The general algorithm is the following.
1. Start with CIS or TDDFT calculation. Later you may use the obtained HF or DFT orbitals as starting approximation in CASSCF.
2. Look at the brightest state and find which orbitals contribute to it. In the attached example, the brightest state is #4, dominant contribution from MO 150->MO 154 transition, and three lower states are mostly MO 148,149,150->MO 151. So you should start with a small active space of MO 148, 149, 150, 151, 154. Just in case, I'd add MO 155, because is is quasidegenerate with MO 154 and is very similar to it.
3. Perform a state-averaged CASSCF with averaging over 5 states (ground state + 4 excited states).
4. Carefully examine what you obtain. In case of poor convergence, examine twice or even more.
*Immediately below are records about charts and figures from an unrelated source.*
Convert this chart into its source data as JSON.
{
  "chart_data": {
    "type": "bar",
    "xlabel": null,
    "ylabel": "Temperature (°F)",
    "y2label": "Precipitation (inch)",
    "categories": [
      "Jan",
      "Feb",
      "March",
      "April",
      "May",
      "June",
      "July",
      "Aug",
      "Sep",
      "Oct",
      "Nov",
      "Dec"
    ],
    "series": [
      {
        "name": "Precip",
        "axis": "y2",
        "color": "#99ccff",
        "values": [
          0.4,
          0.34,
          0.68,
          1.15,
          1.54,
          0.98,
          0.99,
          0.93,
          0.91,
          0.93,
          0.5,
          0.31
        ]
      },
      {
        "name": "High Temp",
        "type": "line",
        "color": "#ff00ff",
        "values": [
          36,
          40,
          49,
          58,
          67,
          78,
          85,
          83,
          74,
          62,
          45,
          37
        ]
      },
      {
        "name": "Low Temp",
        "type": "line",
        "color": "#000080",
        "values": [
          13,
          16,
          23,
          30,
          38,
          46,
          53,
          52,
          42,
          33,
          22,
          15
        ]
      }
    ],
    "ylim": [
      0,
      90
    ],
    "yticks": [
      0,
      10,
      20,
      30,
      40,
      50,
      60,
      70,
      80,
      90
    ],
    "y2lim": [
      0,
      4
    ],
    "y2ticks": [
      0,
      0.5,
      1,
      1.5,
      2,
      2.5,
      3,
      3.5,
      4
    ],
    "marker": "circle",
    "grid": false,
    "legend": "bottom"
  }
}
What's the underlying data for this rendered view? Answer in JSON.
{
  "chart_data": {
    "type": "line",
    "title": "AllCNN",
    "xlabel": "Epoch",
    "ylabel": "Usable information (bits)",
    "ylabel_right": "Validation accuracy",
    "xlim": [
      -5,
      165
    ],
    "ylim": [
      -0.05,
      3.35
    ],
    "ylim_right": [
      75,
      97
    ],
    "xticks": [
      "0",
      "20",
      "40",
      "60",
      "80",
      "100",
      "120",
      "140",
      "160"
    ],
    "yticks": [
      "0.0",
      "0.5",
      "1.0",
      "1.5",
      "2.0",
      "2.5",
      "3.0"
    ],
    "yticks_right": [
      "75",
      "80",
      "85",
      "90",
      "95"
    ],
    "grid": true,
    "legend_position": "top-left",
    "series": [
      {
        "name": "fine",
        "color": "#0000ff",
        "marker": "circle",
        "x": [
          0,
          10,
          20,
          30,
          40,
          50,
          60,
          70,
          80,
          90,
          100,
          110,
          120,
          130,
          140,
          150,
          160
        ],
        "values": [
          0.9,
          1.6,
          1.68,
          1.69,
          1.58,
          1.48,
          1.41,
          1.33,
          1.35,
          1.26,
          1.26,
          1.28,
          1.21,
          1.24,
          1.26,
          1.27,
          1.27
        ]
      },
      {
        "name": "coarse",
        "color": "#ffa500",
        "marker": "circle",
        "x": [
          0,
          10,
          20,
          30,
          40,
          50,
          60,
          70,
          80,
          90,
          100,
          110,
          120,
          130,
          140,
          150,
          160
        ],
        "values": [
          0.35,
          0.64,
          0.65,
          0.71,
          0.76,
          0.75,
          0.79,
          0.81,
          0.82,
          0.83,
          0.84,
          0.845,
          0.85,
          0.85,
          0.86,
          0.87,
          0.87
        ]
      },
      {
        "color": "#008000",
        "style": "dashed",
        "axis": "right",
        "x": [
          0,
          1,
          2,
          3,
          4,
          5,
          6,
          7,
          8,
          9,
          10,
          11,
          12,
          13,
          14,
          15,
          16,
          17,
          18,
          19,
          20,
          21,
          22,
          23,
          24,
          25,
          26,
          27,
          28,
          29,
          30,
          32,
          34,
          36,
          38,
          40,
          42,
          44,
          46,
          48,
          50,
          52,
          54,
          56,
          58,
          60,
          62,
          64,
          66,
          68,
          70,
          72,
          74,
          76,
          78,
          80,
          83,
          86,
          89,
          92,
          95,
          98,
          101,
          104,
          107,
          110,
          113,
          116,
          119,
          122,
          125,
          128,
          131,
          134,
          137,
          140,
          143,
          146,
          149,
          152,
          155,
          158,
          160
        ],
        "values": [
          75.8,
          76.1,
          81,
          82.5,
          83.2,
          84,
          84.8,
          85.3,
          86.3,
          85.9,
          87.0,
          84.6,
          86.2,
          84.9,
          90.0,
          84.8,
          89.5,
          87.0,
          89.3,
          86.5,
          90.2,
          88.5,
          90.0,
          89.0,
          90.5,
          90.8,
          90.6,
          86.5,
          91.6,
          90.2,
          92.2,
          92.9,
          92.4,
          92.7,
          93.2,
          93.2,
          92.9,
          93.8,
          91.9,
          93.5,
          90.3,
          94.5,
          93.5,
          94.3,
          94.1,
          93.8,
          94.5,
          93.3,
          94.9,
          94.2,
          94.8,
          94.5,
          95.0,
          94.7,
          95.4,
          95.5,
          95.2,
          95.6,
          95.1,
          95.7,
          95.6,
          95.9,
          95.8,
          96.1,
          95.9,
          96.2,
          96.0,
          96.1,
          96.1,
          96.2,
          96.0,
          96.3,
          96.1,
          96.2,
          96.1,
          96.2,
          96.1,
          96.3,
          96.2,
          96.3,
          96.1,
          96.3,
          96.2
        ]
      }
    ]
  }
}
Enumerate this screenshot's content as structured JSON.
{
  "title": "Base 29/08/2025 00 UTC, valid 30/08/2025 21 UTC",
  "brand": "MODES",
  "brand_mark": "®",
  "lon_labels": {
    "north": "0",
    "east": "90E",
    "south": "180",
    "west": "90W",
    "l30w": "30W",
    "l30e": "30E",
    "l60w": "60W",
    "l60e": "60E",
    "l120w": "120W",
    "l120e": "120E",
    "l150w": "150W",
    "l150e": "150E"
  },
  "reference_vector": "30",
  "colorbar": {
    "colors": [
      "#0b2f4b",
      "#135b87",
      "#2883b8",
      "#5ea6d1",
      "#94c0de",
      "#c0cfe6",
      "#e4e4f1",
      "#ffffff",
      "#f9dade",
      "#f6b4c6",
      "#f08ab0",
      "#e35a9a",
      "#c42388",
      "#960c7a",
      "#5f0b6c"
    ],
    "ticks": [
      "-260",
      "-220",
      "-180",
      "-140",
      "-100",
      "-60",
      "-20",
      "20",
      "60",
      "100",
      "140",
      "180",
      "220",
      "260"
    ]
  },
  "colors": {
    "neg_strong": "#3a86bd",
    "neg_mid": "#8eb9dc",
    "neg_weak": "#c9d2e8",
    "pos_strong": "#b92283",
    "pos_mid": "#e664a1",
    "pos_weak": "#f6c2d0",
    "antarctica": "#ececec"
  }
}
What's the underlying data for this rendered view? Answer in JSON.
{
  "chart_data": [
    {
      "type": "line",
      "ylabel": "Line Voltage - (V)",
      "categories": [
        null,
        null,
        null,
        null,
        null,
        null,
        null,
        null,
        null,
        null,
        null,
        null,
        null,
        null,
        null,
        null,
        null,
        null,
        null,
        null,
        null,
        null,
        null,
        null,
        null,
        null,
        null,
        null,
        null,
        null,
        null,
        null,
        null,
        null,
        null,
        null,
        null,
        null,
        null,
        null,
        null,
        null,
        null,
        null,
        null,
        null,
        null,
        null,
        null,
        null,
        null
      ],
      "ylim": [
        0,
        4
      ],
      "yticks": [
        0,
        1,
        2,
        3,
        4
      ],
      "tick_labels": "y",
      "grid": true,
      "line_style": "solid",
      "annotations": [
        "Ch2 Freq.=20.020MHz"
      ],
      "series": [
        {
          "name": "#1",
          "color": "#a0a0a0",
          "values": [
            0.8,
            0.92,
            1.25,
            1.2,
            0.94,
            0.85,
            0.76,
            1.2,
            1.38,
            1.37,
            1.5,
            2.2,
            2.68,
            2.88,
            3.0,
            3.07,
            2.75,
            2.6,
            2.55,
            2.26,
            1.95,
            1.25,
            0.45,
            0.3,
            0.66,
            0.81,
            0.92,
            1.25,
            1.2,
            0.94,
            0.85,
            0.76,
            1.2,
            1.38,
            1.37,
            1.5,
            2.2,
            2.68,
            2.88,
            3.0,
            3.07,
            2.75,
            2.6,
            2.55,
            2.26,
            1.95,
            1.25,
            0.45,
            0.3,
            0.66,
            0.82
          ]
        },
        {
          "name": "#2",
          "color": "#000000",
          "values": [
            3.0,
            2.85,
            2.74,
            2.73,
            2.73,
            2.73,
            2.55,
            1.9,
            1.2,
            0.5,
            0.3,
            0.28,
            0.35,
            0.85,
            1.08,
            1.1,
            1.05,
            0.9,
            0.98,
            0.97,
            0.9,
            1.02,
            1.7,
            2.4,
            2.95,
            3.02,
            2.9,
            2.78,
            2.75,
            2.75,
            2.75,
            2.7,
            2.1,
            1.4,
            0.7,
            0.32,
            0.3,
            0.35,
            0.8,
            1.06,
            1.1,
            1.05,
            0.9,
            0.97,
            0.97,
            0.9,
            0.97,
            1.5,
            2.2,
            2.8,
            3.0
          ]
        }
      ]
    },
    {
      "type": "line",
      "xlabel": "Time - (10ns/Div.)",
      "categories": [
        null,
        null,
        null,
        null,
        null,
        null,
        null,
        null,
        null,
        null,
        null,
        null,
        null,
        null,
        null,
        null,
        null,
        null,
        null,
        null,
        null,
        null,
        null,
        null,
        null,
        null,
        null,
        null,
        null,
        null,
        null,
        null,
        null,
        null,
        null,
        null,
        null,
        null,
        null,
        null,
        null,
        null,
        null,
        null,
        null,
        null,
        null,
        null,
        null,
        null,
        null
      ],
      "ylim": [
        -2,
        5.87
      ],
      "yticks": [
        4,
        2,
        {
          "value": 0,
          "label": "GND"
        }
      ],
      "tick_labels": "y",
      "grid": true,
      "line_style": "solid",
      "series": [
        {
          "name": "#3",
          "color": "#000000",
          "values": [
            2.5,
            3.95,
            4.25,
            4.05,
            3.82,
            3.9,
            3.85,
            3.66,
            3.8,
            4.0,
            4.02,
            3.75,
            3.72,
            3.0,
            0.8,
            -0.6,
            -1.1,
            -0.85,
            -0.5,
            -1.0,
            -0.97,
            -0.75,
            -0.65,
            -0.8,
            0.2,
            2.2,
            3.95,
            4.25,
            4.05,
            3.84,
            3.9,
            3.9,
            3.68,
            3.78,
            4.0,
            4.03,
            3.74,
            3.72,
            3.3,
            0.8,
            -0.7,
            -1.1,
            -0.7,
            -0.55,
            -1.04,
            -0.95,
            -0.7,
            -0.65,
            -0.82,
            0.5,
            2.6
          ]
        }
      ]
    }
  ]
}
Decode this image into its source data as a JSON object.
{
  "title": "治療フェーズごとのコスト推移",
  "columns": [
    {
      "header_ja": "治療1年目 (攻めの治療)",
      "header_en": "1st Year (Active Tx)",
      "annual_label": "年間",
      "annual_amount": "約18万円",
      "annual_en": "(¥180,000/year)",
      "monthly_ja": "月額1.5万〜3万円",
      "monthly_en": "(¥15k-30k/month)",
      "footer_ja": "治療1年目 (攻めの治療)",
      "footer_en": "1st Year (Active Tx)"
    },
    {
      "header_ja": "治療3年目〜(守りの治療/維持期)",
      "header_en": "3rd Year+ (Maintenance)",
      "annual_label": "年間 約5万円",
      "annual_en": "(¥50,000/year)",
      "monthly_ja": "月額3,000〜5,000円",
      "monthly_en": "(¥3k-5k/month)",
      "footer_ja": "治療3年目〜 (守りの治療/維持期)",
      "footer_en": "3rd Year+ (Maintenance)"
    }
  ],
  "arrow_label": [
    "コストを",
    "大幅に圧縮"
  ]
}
In this stage, you can vary the states to be averaged, active space, starting MOs.
5. Since CASSCF does not give transition intensities, you can perform TRANSITN run or better do a XMCQDPT calculation, which not only improves the energies, but gives transition moments as well. Thus, you have an absorption spectrum.
6. The absorption spectrum calculated at the ground-state geometry (optimized by RHF, MP2, DFT or state-specific CASSCF) should correspond to the experimental absorption spectrum. As for the emission, according to Kasha rule, emission occurs from the lowest excited state (with only few exceptions). So, to obtain an emission spectrum, you should always optimize S1 state. It is useful to turn on state tracking option in order to see, whether state flipping occurs during the optimization.
7. Calculate vertical spectrum at the optimized S1 geometry as indicated in p. 3, 4, 5.
>My biggest worry here is that I have no idea how to pick up CAS space for any inocuos molecule, e.g. something that does not have well known electronic transitions as in ample small molecule examples circulating in forum. Do I look at natural orbital occupation only in this case for values between ~1.9 and ~0.2? Looking at orbital shape in a large molecule almost doesn't matter (if it's not a bond breaking situation) as it doesn;t provide any information as those orbitals will hybridize over many atoms thus straying away from awell known conceptual orbitals.
Your're right, there is no simple prescription how to pick orbitals and states for averaging. See a good paper http://onlinelibrary.wiley.com/doi/10.1002/qua.23068/abstract
You should just try, and one day you get a good result.